Defiant social media call for ‘massive group dog walk’

By Nikolaos Prakas

A Facebook campaign calling for a massive group dog walk in Athalassa park in Nicosia went live on Tuesday as an act of defiance over a ban on the pets imposed by the forestry department.

The move was in response to the ban, and the dismissal by Nicosia court of a €30 fine imposed on a dog owner who defied a park official and entered Athalassa despite his warning there would be a penalty. The forestry department is appealing the decision and says it will continue to fine violators.

“Let’s gather to support the rights of Cyprus residents, animal rights/welfare and general law and order,” said the Facebook call for the group dog walk on Sunday March 29 at 6pm.

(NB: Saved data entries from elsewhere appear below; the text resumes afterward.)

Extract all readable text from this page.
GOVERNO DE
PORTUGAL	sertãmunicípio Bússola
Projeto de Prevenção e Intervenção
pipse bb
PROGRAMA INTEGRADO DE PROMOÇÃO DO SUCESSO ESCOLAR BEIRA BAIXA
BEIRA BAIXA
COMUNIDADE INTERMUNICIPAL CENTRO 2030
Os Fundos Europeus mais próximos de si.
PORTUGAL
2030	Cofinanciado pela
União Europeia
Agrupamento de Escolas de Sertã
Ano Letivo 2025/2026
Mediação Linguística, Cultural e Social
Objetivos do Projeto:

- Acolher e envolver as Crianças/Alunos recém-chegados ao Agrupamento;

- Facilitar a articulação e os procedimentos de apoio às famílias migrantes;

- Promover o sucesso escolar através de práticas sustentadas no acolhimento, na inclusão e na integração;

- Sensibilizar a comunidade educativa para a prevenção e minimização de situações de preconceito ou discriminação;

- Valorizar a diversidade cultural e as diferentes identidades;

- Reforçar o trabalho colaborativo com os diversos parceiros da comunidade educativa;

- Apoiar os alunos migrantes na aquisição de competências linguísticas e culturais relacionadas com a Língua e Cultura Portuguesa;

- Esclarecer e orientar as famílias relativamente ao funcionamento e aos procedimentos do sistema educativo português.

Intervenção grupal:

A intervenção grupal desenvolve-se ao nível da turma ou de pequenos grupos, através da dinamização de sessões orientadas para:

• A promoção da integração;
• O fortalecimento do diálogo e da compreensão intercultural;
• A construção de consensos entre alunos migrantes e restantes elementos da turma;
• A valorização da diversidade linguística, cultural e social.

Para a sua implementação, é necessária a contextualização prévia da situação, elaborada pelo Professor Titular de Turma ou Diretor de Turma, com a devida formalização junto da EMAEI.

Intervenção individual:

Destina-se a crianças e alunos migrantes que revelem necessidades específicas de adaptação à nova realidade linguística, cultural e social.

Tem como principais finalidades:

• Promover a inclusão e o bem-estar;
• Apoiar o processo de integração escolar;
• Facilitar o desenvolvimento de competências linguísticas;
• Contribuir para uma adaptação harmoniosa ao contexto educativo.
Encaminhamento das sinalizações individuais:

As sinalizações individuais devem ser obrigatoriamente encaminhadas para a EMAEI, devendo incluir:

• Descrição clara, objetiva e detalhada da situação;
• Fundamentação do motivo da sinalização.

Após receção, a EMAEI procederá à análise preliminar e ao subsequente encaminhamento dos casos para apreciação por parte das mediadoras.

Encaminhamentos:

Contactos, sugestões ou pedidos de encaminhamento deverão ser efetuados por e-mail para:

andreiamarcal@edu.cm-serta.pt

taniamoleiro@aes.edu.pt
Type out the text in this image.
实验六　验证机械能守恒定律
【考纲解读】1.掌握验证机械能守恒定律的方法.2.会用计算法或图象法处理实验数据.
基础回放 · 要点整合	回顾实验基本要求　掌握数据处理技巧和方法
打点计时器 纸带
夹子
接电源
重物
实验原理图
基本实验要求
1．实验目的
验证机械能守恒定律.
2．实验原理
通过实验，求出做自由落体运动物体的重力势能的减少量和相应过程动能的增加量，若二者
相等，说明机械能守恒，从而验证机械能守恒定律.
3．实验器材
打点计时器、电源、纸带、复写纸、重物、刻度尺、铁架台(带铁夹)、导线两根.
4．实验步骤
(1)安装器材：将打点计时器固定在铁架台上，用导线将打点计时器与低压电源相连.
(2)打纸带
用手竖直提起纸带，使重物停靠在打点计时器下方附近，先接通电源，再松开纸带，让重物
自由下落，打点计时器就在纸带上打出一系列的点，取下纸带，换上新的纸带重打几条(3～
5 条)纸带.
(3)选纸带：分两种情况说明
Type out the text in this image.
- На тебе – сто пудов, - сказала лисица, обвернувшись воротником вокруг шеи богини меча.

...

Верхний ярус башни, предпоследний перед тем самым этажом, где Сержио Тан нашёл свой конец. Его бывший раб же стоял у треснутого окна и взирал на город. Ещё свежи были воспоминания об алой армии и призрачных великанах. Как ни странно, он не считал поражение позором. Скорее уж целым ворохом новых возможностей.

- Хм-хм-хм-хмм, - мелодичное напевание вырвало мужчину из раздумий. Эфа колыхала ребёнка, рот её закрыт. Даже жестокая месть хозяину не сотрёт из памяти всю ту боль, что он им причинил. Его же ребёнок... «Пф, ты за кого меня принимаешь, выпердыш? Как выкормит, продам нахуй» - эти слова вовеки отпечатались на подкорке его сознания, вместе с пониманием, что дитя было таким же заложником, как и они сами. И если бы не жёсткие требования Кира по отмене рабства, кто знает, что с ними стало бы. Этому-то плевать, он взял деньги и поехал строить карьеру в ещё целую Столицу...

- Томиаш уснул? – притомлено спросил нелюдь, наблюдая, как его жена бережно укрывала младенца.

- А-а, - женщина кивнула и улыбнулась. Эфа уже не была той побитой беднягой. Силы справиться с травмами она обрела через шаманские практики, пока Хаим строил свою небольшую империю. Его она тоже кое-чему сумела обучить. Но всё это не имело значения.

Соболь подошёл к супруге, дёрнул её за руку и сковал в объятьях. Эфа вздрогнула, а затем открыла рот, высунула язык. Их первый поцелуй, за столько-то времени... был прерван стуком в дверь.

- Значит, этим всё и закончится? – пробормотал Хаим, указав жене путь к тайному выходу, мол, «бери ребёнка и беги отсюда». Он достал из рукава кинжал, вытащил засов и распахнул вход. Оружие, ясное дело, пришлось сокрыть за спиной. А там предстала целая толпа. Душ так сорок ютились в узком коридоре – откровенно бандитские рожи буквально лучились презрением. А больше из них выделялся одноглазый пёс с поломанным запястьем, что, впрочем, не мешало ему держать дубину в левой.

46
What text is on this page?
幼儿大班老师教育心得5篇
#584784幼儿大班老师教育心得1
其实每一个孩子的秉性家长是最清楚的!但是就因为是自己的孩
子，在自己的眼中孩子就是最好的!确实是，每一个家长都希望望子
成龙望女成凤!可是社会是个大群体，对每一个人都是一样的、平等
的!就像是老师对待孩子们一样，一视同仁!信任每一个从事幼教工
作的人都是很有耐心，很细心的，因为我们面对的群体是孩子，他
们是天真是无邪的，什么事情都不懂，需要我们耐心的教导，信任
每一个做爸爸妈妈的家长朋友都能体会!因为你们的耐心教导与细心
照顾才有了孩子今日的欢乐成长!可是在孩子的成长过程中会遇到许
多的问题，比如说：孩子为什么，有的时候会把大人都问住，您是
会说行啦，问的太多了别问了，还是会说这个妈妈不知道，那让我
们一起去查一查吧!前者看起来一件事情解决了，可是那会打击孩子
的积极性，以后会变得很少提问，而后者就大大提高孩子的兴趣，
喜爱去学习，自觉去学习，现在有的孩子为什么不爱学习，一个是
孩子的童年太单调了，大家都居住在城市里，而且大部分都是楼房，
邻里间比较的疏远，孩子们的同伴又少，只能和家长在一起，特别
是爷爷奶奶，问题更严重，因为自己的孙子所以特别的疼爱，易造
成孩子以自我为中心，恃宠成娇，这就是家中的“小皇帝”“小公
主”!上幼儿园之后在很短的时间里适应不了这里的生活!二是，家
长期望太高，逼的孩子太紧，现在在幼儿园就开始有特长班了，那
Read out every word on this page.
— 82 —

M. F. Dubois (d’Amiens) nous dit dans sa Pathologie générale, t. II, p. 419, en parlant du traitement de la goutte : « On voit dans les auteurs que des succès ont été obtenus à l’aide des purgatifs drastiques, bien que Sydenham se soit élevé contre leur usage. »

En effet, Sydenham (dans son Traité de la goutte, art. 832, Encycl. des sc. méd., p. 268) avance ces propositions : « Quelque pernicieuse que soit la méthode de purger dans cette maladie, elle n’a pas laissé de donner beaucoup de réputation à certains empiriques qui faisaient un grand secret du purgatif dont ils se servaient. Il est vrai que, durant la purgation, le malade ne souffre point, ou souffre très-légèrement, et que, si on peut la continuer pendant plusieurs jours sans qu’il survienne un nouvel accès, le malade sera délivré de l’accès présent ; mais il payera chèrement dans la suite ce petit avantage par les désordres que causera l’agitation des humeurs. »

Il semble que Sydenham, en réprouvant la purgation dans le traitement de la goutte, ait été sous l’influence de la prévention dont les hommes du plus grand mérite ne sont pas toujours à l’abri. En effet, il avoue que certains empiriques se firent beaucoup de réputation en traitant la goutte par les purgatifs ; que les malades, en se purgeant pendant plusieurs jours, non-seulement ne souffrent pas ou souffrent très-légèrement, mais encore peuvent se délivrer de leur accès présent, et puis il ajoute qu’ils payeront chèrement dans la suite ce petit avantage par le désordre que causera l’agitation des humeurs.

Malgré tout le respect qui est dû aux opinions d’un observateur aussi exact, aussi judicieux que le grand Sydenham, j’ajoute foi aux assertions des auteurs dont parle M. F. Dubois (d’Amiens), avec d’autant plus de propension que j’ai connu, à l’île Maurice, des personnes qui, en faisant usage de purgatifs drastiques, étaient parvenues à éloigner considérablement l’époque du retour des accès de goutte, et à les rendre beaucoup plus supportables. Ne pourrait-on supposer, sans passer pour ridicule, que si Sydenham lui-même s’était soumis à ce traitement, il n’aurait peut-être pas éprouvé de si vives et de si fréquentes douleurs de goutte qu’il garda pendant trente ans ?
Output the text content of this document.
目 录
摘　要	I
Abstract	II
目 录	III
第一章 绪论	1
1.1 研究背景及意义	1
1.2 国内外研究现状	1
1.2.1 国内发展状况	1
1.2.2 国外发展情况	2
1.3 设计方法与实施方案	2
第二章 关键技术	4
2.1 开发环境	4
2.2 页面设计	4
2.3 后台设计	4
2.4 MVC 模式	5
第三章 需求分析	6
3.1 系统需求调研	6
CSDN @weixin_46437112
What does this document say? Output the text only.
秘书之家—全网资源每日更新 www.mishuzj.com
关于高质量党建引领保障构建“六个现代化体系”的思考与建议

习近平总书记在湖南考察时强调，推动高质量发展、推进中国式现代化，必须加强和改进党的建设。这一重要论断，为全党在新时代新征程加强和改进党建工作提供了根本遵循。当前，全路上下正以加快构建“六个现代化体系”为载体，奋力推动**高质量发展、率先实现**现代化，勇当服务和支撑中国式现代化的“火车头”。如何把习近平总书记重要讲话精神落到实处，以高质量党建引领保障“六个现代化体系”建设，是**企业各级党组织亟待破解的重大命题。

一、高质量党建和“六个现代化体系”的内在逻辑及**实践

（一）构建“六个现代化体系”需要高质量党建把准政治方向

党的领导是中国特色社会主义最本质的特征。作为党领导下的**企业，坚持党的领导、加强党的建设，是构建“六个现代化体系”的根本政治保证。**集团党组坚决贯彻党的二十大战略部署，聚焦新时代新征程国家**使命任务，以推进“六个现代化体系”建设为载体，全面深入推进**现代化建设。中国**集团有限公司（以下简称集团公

“Please bring your poo bags and leashes and let’s take a walk together to demand fairness and logic for a change on this island,” it added.

It said the meeting point would be the entry to the park near the new Ayia Varvara Church on Kyrenia Avenue.

The Green Party on Tuesday also condemned the decision by the forestry department to continue to fine people for walking their dogs in Athalassa.

A statement released by the party said pet owners should have the right to responsibly enjoy walks with a pet as happens in public parks all over the world, “as long as appropriate measures are in place so that pets do not pollute or disturb others.” The party called for a refund for all members of the public who were “unfairly” fined by the forestry department for walking their dogs in Athalassa.

It applauded the decision of the court to rescind the fine imposed on a woman who took her dog for a walk there recently. The fine was thrown out by the court on the grounds that regulation did not specifically mention a ban on dogs.

But the forestry department is appealing the case, official Antonis Horattas told the Cyprus Mail.

“She was walking in a zone not allowing dogs, and was caught by a park official before she entered. However, the woman continued after being warned,” he added.

He said the department was well within its rights to continue banning dogs from the park as they leave waste and can cause disturbances to biodiversity. “Most Cypriots don’t follow sanitary methods and do not clean the dog waste,” said Horattas.

He also said there were clear notifications in the park saying dogs were not allowed, but there were certain trails and parks in which dogs are allowed, and people walking their pets should stick to those.

A 2002 law states that it is up to the discretion of the competent authority where dog walking areas will be designated, and they can charge a fine for violations, including waste that is not properly disposed of and for disturbances to the biodiversity of an area.